Students can elect to study a range of subjects to suit their personal interests and shape their career path – these subjects include Audio, Music Theatre, Film Music, World Music and follow classical history and theory as part of their Critical Studies.

Associated Studies:

Associated Studies are elective units that supplement the education of the Contemporary student at the Australian Institute of Music. Students elect two Associated Studies every semester.
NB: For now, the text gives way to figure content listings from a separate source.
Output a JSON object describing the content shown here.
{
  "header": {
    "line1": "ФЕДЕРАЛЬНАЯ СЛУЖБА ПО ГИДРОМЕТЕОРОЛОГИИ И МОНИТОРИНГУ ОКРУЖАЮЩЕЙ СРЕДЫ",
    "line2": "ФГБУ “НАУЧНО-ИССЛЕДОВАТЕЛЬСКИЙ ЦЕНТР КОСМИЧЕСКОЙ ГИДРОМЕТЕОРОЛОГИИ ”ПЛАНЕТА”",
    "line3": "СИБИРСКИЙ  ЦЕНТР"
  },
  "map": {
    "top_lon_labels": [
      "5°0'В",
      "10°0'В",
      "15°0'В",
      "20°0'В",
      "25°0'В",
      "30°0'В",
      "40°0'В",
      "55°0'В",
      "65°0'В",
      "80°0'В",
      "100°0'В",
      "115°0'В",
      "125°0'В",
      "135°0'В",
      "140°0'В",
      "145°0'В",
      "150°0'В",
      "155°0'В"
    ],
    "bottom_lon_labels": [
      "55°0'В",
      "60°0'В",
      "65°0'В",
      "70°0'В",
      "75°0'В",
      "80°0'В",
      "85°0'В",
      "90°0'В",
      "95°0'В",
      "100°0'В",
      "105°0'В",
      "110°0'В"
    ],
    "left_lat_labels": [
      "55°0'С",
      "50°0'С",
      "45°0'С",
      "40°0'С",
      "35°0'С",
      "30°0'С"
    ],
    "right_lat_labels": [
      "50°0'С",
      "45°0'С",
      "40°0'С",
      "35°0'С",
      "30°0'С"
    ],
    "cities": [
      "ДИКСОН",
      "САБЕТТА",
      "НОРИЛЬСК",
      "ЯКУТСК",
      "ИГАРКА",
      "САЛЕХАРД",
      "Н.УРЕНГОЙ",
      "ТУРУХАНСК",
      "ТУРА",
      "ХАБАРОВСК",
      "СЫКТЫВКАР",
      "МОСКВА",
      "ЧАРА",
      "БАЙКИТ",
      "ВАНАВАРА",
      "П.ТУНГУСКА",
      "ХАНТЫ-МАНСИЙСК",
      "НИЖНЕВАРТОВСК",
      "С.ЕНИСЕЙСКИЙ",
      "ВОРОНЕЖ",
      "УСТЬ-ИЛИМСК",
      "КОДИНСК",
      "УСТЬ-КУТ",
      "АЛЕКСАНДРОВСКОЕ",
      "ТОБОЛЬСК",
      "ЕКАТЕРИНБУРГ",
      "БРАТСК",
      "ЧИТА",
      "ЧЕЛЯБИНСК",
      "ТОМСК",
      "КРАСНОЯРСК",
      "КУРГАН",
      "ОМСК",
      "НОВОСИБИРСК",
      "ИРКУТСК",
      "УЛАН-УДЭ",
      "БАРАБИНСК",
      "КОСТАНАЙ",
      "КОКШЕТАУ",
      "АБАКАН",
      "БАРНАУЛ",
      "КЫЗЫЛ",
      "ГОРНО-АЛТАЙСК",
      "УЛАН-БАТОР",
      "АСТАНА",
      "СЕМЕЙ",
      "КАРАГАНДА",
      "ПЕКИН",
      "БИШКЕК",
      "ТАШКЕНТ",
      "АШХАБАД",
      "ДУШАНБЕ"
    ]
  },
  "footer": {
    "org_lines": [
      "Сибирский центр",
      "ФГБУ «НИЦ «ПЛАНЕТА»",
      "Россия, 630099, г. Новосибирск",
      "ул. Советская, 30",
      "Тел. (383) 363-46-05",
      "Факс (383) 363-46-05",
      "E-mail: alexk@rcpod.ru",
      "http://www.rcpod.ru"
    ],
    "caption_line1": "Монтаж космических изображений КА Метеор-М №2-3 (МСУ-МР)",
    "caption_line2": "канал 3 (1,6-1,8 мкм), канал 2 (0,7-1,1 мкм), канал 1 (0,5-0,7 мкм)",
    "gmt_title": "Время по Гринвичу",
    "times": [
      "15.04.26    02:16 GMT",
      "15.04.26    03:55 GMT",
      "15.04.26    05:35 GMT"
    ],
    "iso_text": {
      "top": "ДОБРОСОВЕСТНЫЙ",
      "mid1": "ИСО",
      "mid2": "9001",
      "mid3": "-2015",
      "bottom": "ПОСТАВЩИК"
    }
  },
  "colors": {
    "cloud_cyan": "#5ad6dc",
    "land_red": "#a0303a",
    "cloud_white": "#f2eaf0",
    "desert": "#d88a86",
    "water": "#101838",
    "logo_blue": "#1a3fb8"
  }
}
Popular Associated Studies include Digital Technology, Keyboard Skills, Guitar Skills, Songwriting, Arranging and Arts/Law

Core Studies:

Ensemble - Through a range of instrument combinations and music styles including rock, blues, jazz, swing, reggae, and Latin, students develop skills in improvisation, transcription, transposition, interpretation, notation, band leading, accompaniment and rehearsal techniques.

Music History - Students undertake a two-trimester overview of the development of the history of music in Western civilisation from the beginning of Christianity to the present day. Attention is then given to the contribution of music to the total dramatic entity that is opera over its 400-year history and to the 100 years of film. Students also examine and compare various significant aspects of 20th-century music drawn from both the ‘classical’ and ‘contemporary’ streams. In the final trimester, classical students will study chamber music from its beginning to the present day, while contemporary students examine the styles, performers and composers in 20th-century popular music.

Theory -
Students undertake a comprehensive grounding through the revision of basic principles and an introduction of the main elements of classical and contemporary music theory. This includes: modes, voice leading, jazz chords, inversions, guide tones, pentatonic and blues scales, chordal pluralities, and dominant 7th and extended chords. Further studies are done in more developed aspects of classical theory, including: harmonisation, two-part inventions, chromaticism, tonicisation, chordal techniques, non-functional harmony and atonal music. 

Aural - 
Students develop the aural skills essential for professional musicians based on a program of rhythm, interval, melodic, tetrachord and 12-tone row dictation; chord, scale and mode recognition; and the development of relative pitch. 

Research - 
Students are introduced to the processes of research methodology and, through individual research purposes, identify techniques and procedures used to investigate and document strategies, and provide information relevant to the presentation of a research paper.

Undergraduate Awards:
Diploma of Music
Advanced Diploma of Music
Bachelor of Music
Bachelor of Music, Honours

Post Graduate Awards:
Graduate Certificate of Music
Graduate Diploma of Music
Master of Music

Instruments Available in the Contemporary Department:

Vocal, Guitar, Bass, Drum, Keyboard, Percussion, Saxaphone, Brass, Woodwind and Strings.